International Migrants Day 2015
Migrating out of Poverty researchers’ blogs urge us to face the facts about migration.
Priya Deshingkar, in her blog Cities on the climate front line explains that urban slums, many of which house rural to urban migrants, are likely to bear the brunt of climate migration. To address this, services need to be improved.
Julie Litchfield explains the role and importance of migration data and promotes our newly available data sets which are Minding the Migration Data Gap.
Dorte Thorsen’s two blogs look at the migration journey from 2 angles. With Dew, she portrays the experience of a Cameroonian man’s Meandering journey from Africa to Asia to Europe via his own words.
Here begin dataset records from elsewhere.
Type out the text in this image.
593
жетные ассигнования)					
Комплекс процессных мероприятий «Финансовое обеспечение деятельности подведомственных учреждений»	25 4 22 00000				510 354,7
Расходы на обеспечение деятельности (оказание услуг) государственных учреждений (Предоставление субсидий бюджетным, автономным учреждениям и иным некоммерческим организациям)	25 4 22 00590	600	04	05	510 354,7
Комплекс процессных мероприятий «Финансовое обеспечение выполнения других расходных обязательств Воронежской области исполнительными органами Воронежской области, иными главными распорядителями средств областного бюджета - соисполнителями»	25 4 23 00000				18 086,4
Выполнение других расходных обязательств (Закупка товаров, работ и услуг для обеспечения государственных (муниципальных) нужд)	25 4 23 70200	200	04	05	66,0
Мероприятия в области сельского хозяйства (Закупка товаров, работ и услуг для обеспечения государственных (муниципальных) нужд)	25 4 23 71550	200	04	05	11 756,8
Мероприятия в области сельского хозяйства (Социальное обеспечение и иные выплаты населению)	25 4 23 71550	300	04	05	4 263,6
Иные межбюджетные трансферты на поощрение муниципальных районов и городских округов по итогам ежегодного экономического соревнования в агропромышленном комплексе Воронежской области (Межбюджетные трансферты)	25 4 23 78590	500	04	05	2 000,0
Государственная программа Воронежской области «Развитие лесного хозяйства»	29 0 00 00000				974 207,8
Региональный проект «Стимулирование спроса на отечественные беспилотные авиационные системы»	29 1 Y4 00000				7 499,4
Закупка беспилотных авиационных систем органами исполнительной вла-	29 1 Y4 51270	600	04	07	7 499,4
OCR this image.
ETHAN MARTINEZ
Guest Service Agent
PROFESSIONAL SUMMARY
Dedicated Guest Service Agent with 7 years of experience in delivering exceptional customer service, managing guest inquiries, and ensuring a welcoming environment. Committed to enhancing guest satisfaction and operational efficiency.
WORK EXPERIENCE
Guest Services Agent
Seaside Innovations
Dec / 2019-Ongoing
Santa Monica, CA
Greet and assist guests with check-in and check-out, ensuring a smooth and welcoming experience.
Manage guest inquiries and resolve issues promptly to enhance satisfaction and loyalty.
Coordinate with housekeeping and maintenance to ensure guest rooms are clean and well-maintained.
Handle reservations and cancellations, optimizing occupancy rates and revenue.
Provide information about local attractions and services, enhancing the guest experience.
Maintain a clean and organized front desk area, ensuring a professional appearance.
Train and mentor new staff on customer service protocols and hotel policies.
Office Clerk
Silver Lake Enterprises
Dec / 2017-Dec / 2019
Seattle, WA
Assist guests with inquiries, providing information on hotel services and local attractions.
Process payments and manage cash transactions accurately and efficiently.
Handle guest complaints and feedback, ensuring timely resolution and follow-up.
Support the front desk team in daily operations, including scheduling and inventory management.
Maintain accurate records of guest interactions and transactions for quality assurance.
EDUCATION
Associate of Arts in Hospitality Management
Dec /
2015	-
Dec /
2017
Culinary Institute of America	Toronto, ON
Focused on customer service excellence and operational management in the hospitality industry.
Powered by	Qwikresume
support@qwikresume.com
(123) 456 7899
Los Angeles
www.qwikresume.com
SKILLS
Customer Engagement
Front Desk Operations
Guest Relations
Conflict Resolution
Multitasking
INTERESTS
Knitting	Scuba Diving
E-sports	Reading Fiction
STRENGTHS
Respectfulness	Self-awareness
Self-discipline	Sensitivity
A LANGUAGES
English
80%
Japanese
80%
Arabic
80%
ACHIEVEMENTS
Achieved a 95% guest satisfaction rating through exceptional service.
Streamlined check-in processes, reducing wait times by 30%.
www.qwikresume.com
Then she analyses Meandering journeys through restriction and intersecting regimes of mobility and their implications from an academic and policy perspective.
Diaspora-Themed Meal and Film Screening in Sussex
International Migrants Day 2015 was marked early in the University of Sussex. On 7 December, under the theme of the Diaspora, an evening meal was served to about 80 people and a film, Tasting my Future, was screened, with proceeds going to charity.
The event was a collaboration between the Migrating out of Poverty Consortium (MOOP) and the University's School of Global Studies, and organised by MOOP Research Director, Priya Deshingkar. The menu featured classic dishes from the Indian diaspora in South Africa, Trinidad and the UK.
The meal was followed by a screening of “Tasting My Future”, a film about refugees in Brighton and Hove, their personal stories and reasons for leaving their countries and how they come together through cooking and sharing food to build a new life in the UK. There was a Q&A with Cathy Maxwell, one of the directors, and Reem Abushawarreb, a refugee of Iraqi, Palestinian origins, who was featured in the film.
The evening raised £225 for the Migrant English Project, a Brighton-based charity that provides free informal English lessons for refugees, asylum-seekers and migrants whose first language is not English and who may feel isolated. The money raised will help the charity to cover the costs of: lunch and refreshments; payment of most of the migrants' and refugees' travel expenses to get to the project; and the weekly rental of a meeting space.
Migrating out of Poverty partner RMMRU published articles in three Bangladeshi daily newspapers to communicate with their stakeholders on International Migrants Day 2015.
Tasneem Siddiqui published 'Ensure Better Governance for Safe Migration' in the Daily Star to highlight recent developments in Bangladesh's overseas migration sector. She urges implementation of already existing legislation that seeks to make the institutional and governance reform processes transparent and pro-migrant workers.
C R Abrar's article in the New Age highlights the need for service provision for migrants at destination. Presenting key findings of the RMMRU-RPC comparative study on ‘Institutionalising the Office of Labour Attaches: Bangladesh, India and Sri Lanka’, he recommends that Labour Attachés should play an effective role in migration governance.
C R Abrar and Selim Reza published a Bangla article in the Bonik Barta which examines the low exchange rate value of Bangladeshi migrant workers’ remittances to their families. The article suggests that a special migrant workers’ remittance exchange rate should be determined to protect their value and ensure a greater contribution to development.